Fourteen talented dancers have gathered around Vasterling, and he is putting their gifts to good use. They come from all over—from Soviet Georgia to the Philippines, from Southern California to Connecticut, from Utah to Virginia. Like talented string players in the Nashville Symphony, they are not likely to stay long before moving on to more prestigious places and better pay. But they may be followed by other talented performers. The situation is rather like a college athletic program, where no athlete can remain for more than four or five years: Continued success demands constant renewal. Right now, Nashville Ballet is fielding a talented team. And this weekend's program will let them strut their stuff.
The evening's culmination is Salvatore Aiello's embodiment of Igor Stravinsky's The Rite of Spring, whose 1913 Paris premiere caused a near riot, so uncivilized did it seem at the time. Subtitled “Pictures of Pagan Russia,” the music “struck listeners as the culminating point of primitivism” (according to music historians Grout and Palisca). Jean Cocteau called the premiere “a pastorale of the pre-historic world.” In these days of hip-hop and heavy metal, The Rite of Spring no longer sounds catastrophic, but its urgent jagged rhythms and snarling dissonances do not remind one of Martha Stewart. Aiello's translation of Stravinsky's music elaborately mimes the irresistible urgencies of the human heart's molten core. Even in early rehearsal, this marriage of music and dance was lava in motion. The program's press release correctly warns that this Rite is “recommended for mature audiences.”
It is preceded on the program by two well-chosen shorter pieces. The opener is George Balanchine's “Allegro Brillante,” a bodying forth of Tchaikovsky's Piano Concerto No. 3. Featuring five couples, the ballet emulates what the original prima ballerina Maria Tallchief called the music's “expansive Russian romanticism.” That music's rapid tempo makes difficult steps more difficult, even as it adds to the dazzling effect of strength combined with precise timing and gestural breadth. About this piece Balanchine said, “It contains everything I know about classical ballet in 13 minutes.” Though quite a bravura piece, it is as civilized as Rite is savage.
This is followed by a piece that blends civility and latent savagery into a sophisticated cocktail—Vasterling's own “Ballet: Tango,” choreographing music by Astor Piazzolla.

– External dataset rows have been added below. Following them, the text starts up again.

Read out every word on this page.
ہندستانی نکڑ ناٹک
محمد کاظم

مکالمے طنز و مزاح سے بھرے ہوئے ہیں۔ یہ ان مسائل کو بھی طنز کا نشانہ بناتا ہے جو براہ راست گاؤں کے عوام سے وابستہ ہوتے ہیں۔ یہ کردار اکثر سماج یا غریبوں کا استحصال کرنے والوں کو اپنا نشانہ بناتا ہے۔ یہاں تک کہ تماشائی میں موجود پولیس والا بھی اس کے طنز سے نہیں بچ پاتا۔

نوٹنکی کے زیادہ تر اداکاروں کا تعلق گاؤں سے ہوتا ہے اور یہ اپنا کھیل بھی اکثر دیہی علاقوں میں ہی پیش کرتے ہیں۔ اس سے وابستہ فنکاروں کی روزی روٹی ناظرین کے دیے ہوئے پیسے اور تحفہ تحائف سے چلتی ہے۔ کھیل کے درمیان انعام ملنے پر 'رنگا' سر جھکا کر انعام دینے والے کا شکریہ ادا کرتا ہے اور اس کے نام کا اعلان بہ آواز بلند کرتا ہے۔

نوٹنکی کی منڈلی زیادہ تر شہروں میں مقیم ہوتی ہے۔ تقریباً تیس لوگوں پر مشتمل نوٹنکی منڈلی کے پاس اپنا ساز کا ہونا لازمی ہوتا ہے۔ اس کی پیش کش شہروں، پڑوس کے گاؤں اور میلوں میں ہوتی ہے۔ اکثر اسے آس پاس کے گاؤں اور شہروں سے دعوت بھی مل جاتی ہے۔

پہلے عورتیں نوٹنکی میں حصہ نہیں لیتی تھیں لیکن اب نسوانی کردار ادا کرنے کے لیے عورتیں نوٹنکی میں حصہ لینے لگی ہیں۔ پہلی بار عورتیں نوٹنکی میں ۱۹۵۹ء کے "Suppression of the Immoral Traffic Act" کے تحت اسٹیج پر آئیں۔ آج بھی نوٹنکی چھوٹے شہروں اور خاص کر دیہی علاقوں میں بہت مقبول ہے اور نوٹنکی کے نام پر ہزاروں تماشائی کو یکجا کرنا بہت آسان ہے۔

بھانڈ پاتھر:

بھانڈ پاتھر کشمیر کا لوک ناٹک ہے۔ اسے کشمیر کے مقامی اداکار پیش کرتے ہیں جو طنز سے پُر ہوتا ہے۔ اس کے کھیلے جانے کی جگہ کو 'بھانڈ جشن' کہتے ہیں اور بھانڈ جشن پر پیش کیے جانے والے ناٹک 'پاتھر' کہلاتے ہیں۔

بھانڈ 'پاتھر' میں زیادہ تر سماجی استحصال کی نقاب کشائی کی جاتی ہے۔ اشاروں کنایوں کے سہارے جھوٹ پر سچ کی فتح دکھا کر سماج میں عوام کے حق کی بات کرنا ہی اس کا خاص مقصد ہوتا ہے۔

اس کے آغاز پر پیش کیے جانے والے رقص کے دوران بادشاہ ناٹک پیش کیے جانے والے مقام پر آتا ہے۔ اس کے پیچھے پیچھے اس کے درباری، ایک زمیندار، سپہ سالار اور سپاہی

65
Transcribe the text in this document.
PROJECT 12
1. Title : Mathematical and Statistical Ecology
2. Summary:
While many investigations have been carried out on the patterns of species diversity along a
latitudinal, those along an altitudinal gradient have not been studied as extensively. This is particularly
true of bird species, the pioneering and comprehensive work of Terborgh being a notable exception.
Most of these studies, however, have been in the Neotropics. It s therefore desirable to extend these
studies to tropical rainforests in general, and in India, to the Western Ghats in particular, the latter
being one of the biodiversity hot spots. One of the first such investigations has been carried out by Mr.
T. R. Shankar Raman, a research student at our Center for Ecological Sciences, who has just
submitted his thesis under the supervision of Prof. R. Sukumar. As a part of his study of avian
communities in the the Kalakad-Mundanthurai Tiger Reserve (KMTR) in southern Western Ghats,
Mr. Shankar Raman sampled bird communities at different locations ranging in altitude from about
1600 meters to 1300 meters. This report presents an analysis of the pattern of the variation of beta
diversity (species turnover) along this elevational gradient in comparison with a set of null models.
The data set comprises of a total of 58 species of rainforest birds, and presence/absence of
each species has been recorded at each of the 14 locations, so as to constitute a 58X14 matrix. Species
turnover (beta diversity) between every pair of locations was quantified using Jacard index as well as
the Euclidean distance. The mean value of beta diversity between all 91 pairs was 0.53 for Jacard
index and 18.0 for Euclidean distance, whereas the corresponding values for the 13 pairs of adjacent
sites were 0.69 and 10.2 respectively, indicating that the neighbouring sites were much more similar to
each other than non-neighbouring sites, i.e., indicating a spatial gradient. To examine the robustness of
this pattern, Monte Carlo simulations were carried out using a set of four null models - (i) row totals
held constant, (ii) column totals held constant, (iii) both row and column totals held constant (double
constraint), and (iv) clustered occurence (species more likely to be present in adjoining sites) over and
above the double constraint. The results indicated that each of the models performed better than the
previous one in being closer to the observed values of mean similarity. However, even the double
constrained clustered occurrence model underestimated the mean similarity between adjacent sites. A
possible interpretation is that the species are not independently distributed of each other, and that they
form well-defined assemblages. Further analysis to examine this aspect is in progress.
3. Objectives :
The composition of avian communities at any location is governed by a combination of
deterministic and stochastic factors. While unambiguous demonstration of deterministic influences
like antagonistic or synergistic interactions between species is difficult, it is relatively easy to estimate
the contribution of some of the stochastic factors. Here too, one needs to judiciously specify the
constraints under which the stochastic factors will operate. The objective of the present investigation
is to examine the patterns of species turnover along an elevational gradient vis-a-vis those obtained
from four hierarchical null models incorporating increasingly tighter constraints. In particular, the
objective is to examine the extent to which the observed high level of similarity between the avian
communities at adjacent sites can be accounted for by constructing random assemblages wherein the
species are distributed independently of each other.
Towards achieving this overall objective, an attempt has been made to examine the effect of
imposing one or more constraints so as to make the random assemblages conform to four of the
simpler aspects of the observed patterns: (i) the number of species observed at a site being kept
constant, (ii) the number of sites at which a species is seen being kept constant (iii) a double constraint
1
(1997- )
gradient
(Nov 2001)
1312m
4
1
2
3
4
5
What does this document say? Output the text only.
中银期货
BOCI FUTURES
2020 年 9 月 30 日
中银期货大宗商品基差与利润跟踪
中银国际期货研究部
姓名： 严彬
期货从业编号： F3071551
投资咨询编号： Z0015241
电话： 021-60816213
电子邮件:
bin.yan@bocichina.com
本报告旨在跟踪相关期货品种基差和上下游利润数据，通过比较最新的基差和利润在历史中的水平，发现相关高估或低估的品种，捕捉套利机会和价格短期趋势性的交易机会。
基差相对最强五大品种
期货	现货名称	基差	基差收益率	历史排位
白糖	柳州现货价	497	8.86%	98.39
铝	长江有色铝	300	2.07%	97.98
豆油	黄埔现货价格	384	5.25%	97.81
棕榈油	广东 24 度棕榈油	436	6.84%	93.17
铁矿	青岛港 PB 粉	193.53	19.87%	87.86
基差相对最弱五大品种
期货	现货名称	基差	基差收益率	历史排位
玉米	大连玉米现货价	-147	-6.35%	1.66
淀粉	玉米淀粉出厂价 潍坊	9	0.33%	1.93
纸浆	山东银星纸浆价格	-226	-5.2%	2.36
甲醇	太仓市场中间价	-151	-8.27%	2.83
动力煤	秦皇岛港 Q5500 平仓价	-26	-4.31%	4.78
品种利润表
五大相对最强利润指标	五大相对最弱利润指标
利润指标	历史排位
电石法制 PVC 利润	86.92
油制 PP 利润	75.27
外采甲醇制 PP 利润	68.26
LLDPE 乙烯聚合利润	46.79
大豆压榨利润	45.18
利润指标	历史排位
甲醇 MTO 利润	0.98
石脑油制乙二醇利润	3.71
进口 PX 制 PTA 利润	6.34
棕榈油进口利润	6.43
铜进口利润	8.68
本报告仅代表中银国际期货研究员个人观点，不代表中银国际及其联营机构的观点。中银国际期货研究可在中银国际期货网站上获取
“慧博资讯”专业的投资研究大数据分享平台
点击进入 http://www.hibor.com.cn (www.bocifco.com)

Drawn by the many cultural layers comprising this Argentine dance, Vasterling set out to translate the tango's soulful energy, melancholic mood and sexual tension into the ballet idiom. His interpretation sees in the tango some pervasive paradoxes. Before dancing with the women, Argentine men practice and compete with one other. When they dance with the women, that becomes also a kind of competition. Though scions of a patriarchal society, the machos and hembras dance together as equals, and this ephemeral equality sizzles with conflicts: There is intense sexual attraction at work; but there is, on both sides, anger and resentment at vulnerability. In Vasterling's words, “The dance is in essence a kind of struggle for power.” His “Tango,” scored for four men and one woman, crackles with ominous intensity.
And it perfectly leads up to the volcanic tumult of The Rite of Spring. All three of these dances have at their core the same primal energy. Each dance uniquely transfigures that energy; each dance is uniquely and beautifully powerful, the two briefer and less densely textured works at once preparing for and counterbalancing Rite's seismic implacability. If this weekend's performances keep rehearsal's promise, they will be unforgettable.